For 20 years I worked on the inpatient units of McLean Hospital as a mental health worker. And since I am a poet, I made of point of running poetry groups for patients who resided on the units. I worked with an eclectic group of clients on several units. I helped them with their poems, conducted informal readings and even publishing some of their work in the now defunct literary journal “The Boston Poet.”

When I took a new position at the Transitional Living Center at Waverly House at McLean I hoped to continue the literary tradition that I established, and that was inherent at the hospital. The Transitional Living Care Center at McLean, according to its website, is a “… private pay program designed for men and women, age 18, and older, who are involved in psychiatric treatment and require a staff supported setting. For many persons with psychiatric illness, brief hospital stays alone are not sufficient to full recovery and return to normal living. The Transitional Living Center provides a setting for comprehensive treatment, and support of family members by providing the intensive assistance that recovering patients require.”

Shortly after I was hired by Robin Weiss, the program director, Richard Wilhelm, a friend of mine and the arts editor for my small literary press “Ibbetson Street” came aboard. Richard is an artist and a poet, and another staff member at that time Jennifer Matthews was a vocalist and a poet, so it was like a writer’s retreat on the campus of the hospital.


On the inpatient unit you more or less had a captive audience. The patients had to have privileges to leave the unit, so a poetry group in the evening could be a welcomed change from the usual didactic groups in the day. At Waverly House it is vastly different. The house is loosely structured, and the clients for the most part can come and go as they please. I focused my efforts on clients who expressed strong interests in the arts and literature. Some clients who studied writing in college brought whole collections of their poetry to the house. Often Richard and I would sit down with folks and workshop their poems and some even saw their work appear in my literary column in The Somerville News.

Other clients expressed interest in literary journalism, and in this regard I was able to help as well. For many years I have been the arts/editor for The Somerville News, and I have frequently gotten internships for students, friends, etc… I can remember one client, a law school dropout, who seemed to have lost direction. He got an internship at the paper, secured a paid editorship, and then went on to the Boston Herald organization. Another client got her first clippings at the paper, which made her professional journalist father beam with pride.

I have also hooked up clients with literary internships, with magazines like “the new renaissance,” as well as other publications. One client was studying for his PhD in Psychology but also had a strong interest in mystery and science fiction writing. I introduced him to the world of little magazines and online publishing and he racked up an impressive number of publication credits in a short time. We even appeared in the same online journal: his story, my poem.

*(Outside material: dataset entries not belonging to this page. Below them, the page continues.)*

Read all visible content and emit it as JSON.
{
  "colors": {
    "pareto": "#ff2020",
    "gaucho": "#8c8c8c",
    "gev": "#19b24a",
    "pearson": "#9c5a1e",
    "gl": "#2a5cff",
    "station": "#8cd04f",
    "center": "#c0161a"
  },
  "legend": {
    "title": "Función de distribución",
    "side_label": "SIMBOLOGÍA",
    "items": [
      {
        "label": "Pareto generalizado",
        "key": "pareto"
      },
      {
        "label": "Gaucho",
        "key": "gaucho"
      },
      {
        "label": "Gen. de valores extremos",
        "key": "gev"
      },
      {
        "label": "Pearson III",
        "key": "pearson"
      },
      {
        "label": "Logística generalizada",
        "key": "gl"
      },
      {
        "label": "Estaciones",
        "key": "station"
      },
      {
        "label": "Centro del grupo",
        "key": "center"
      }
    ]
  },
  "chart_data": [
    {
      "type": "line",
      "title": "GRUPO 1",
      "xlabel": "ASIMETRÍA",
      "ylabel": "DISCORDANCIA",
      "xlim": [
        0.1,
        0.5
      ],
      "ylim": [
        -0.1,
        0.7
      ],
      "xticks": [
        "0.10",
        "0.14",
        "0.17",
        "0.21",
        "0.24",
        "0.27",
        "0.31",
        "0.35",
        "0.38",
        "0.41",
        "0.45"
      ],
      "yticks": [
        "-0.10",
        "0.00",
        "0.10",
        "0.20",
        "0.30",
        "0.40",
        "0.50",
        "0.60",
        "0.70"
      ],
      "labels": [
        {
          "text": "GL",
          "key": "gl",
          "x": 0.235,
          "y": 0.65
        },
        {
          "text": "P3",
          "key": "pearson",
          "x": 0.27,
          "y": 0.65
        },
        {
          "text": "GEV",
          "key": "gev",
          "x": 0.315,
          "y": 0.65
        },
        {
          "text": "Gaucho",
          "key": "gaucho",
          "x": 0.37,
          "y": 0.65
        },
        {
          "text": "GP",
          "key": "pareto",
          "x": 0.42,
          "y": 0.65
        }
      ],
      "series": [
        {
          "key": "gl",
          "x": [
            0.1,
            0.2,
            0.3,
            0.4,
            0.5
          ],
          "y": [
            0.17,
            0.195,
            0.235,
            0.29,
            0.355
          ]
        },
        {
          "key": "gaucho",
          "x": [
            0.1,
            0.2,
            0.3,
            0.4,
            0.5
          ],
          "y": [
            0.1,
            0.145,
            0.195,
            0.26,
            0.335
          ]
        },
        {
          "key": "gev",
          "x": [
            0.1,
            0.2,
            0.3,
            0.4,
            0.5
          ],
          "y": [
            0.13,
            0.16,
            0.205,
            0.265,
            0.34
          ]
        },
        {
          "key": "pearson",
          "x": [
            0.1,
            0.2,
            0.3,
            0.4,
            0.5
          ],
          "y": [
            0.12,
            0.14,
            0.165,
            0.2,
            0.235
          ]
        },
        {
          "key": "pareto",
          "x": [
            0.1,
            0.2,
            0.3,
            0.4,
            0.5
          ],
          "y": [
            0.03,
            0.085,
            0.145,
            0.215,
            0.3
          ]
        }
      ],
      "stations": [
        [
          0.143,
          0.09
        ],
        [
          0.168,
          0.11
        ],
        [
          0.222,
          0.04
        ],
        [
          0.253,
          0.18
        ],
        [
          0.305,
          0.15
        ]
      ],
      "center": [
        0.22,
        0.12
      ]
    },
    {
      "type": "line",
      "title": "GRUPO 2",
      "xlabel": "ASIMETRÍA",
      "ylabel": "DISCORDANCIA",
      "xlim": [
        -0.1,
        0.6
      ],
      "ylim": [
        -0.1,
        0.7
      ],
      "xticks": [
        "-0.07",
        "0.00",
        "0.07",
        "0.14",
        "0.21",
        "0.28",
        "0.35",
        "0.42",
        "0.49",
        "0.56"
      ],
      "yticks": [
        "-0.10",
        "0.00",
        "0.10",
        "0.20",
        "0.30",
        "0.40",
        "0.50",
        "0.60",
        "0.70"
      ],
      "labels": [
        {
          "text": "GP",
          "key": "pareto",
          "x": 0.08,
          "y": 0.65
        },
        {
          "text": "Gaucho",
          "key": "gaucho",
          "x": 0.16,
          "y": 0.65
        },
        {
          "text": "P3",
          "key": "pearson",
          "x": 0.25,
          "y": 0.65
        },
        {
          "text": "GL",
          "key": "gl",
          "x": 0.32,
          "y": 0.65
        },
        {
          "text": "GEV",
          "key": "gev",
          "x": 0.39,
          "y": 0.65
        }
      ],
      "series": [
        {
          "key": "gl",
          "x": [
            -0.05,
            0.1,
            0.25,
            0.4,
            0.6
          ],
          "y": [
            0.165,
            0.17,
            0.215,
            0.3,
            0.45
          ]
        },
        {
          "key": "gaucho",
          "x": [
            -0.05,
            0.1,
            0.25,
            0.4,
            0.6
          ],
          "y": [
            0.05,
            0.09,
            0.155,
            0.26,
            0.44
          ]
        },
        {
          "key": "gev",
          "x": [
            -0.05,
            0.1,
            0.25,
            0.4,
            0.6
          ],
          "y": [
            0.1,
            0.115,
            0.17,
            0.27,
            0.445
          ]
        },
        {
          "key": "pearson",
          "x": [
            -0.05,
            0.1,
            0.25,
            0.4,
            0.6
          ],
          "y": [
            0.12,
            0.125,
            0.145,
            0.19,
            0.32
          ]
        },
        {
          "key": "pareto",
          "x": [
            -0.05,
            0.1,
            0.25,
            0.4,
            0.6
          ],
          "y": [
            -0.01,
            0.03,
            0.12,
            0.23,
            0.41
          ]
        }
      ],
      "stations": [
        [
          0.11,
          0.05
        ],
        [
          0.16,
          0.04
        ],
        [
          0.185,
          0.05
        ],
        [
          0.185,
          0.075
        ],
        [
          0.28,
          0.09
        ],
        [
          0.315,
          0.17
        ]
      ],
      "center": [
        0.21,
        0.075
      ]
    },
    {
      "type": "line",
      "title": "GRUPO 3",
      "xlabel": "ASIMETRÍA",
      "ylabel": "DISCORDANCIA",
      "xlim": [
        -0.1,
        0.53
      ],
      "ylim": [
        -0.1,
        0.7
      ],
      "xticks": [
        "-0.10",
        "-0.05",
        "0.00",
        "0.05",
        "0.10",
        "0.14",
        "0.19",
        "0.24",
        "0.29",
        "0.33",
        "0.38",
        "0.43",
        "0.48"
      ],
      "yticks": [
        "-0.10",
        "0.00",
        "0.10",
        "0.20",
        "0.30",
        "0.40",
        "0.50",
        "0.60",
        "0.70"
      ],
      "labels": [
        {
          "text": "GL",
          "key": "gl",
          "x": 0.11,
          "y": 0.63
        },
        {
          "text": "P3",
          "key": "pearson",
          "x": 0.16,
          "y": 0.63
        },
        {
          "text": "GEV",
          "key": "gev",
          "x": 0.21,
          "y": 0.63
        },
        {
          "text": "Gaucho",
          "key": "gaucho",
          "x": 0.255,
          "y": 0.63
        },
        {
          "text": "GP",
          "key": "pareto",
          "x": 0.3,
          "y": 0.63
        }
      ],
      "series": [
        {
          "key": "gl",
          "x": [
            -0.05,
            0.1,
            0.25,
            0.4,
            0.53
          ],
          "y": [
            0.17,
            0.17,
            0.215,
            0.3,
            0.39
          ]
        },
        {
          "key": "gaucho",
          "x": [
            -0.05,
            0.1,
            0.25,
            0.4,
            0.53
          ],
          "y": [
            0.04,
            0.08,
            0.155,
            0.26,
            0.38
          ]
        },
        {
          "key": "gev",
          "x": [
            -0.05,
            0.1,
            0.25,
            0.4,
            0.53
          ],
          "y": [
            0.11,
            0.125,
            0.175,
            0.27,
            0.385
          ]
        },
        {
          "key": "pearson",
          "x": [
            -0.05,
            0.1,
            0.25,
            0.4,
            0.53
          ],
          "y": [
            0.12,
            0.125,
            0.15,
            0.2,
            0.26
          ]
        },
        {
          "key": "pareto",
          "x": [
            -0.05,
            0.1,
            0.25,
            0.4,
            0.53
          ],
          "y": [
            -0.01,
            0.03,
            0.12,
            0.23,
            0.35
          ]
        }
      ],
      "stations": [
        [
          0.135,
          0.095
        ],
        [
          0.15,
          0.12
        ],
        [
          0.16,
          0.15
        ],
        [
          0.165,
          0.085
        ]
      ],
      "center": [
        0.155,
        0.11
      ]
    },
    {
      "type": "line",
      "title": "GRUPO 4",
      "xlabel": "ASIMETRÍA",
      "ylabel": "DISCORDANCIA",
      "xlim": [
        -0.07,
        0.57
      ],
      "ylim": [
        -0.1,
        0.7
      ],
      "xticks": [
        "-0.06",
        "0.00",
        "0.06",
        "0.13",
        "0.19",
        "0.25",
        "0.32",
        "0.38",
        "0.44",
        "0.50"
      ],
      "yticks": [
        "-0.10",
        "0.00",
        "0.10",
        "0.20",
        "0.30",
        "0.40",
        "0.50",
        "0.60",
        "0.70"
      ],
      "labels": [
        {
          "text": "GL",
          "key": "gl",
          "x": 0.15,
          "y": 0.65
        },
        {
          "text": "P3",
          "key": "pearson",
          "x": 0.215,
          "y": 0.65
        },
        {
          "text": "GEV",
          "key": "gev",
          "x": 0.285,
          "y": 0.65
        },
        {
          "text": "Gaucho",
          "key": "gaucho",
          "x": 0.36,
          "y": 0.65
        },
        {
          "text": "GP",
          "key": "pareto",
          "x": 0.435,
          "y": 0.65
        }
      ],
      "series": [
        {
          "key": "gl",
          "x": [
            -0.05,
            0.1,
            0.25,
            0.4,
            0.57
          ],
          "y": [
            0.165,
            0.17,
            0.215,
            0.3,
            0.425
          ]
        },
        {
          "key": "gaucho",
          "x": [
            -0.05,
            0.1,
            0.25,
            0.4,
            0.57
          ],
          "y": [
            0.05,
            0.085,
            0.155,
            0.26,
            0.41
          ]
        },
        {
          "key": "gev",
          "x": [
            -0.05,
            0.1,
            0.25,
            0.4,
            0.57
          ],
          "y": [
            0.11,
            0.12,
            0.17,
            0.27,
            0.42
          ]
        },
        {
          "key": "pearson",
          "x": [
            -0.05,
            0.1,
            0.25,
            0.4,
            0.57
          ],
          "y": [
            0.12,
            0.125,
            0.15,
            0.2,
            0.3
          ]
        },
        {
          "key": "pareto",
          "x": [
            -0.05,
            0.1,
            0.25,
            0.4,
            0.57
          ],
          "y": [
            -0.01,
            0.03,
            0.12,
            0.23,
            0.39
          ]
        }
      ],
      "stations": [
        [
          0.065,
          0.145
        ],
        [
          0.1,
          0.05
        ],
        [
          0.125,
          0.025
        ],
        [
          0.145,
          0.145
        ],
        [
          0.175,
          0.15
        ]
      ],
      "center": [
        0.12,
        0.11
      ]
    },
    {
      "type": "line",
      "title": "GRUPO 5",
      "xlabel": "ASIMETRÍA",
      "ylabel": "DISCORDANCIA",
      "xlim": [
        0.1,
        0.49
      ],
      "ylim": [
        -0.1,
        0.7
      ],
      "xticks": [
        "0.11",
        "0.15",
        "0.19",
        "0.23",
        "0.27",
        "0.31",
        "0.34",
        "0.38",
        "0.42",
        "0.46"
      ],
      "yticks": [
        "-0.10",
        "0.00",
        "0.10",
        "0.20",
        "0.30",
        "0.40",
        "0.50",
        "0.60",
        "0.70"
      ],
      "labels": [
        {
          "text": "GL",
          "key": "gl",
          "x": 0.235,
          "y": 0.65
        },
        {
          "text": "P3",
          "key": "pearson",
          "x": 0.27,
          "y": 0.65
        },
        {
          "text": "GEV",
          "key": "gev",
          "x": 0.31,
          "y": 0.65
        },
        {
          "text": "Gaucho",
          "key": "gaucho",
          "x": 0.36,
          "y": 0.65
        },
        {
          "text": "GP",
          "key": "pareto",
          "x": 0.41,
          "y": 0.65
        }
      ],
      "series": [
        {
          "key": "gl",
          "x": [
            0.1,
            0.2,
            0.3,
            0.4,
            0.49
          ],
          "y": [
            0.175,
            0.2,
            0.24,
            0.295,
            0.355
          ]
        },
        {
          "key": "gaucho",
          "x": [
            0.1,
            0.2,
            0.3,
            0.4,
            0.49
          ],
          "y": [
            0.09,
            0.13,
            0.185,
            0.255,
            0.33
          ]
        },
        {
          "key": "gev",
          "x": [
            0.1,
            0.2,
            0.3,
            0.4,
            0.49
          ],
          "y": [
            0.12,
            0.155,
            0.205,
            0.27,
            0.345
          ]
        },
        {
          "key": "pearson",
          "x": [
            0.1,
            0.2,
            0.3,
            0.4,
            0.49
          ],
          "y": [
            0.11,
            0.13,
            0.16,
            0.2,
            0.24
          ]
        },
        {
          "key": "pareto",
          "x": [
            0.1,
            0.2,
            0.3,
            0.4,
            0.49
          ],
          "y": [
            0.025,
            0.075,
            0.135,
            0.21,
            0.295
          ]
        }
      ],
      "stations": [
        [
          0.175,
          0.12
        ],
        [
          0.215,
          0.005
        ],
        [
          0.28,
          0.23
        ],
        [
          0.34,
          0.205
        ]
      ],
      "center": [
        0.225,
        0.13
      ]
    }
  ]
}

I also have an affiliation with a local art gallery in Cambridge, “The Out of the Blue Art Gallery.” A number of clients have held volunteer jobs there, helping with publicity, with sales, and other duties .One recent client volunteered at the gallery and made a connection with an organizer at a local film festival. She wound up getting valuable experience writing press releases for the festival.

I find that patients that are involved in the arts have a greater sense of self-esteem, and it helps them get involved with the community, the larger world, hopefully realizing the mission statement of our program, namely transitioning clients back into the community for a fruitful and productive life.